Yes. The Dictate button on the Home tab is exclusive to Microsoft 365 subscribers across Word for Windows, Mac, the web, and the mobile apps. Word 2019, 2021, and 2024 perpetual licenses do not include it. Without 365, Spokenly or another system-wide dictation tool inserts text in Word directly.
Does Word Dictate work offline?
No. Word's built-in Dictate sends audio to Microsoft's speech servers, so a stable internet connection is required. Apple Dictation on Mac and Windows Speech Recognition on PC both work offline but are noticeably less accurate. For fully offline dictation in Word, install Spokenly with the local Parakeet V3 or Whisper Large V3 Turbo model.
Can I dictate in Word on a Mac without Microsoft 365?
Yes, but with limits. macOS Apple Dictation works in any text field including Word, so you can press the dictation shortcut (Globe key or fn fn) and dictate into a Word document. Accuracy is decent for English and the 40-odd languages Apple supports. For 100+ languages, custom vocabulary, or jargon-heavy text, run Spokenly with a Whisper model. See our guide to Apple Dictation for the full setup.
Does Word Dictate work on iPad and iPhone?
Yes. The Word mobile apps include a Dictate microphone in the toolbar with the same Microsoft 365 requirement as desktop. Tap the mic icon while editing, speak, and tap again to stop. The mobile experience is more limited than desktop: no formatting voice commands, fewer punctuation phrases, and no custom dictionary. Spokenly's iOS app pairs with the system-wide keyboard to add Whisper-quality dictation in Word for iPad without a 365 subscription requirement.
How accurate is Word's Dictate button in 2026?
Roughly 90 to 95 percent on clean English audio in a quiet room. Accuracy drops for accented speakers, technical jargon, code snippets, and proper nouns. Modern speech-to-text engines like GPT-4o Transcribe, Deepgram Nova 3, and NVIDIA Parakeet V3 measurably beat Microsoft's stock model on the same recordings. All three are available in Spokenly with no extra cost beyond your existing API key or a Pro subscription.

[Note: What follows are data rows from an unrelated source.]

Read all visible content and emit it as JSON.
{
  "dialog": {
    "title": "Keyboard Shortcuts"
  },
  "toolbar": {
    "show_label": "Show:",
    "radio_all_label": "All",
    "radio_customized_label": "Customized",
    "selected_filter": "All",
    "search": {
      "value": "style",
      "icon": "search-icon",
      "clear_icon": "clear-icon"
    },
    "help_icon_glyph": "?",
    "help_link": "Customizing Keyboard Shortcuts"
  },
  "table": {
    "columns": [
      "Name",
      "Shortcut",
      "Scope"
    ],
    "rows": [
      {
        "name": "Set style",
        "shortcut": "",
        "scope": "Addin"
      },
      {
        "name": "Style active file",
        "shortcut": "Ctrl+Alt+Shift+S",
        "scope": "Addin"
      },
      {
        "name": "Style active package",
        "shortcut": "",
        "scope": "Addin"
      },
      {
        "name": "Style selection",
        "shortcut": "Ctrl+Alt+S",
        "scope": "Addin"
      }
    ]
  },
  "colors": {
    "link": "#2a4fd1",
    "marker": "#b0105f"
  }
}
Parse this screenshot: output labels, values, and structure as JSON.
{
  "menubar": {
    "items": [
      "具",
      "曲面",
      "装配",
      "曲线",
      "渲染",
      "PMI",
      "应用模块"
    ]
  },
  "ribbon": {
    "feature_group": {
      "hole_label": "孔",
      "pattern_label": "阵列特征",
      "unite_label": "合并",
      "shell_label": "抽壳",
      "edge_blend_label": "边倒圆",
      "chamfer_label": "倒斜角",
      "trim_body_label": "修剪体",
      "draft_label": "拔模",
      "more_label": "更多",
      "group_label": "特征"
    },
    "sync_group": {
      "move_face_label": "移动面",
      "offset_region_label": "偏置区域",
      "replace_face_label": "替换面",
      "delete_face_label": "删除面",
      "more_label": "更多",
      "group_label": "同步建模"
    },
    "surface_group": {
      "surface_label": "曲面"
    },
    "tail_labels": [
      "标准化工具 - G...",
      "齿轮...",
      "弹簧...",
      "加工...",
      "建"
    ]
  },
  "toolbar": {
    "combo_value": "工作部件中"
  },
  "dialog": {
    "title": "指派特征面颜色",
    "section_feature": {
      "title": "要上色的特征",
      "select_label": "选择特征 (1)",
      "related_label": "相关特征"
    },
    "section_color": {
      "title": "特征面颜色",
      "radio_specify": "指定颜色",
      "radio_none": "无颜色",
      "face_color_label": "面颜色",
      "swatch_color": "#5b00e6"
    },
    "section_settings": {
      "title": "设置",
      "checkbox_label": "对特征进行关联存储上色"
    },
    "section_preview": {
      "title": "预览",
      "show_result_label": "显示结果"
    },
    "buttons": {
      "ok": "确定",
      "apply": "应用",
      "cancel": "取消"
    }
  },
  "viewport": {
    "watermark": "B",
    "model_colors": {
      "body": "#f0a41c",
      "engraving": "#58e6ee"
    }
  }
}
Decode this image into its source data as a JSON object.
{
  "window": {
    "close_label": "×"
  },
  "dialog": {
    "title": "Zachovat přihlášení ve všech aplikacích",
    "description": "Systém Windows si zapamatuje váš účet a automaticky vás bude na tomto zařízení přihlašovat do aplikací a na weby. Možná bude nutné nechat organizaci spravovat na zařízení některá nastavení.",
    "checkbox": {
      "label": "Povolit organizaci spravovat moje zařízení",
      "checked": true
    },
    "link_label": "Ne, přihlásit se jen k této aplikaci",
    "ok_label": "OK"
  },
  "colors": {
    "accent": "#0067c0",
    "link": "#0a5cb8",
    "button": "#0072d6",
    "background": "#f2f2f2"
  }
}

Can I dictate code or technical text in Word?
Word's Dictate handles plain English well but stumbles on code syntax, brackets, operators, and product names not in its dictionary. The Dictate panel itself has no custom-vocabulary setting. For code-heavy writing, see our guide on voice dictation for developers.
Sources: Microsoft Support: Dictate your documents in Word, Microsoft Learn: Release notes for Office for Mac, Apple Support: Dictate messages and documents on Mac, W3C WAI: Voice recognition for accessibility, Microsoft Support: System requirements for Microsoft 365 Apps.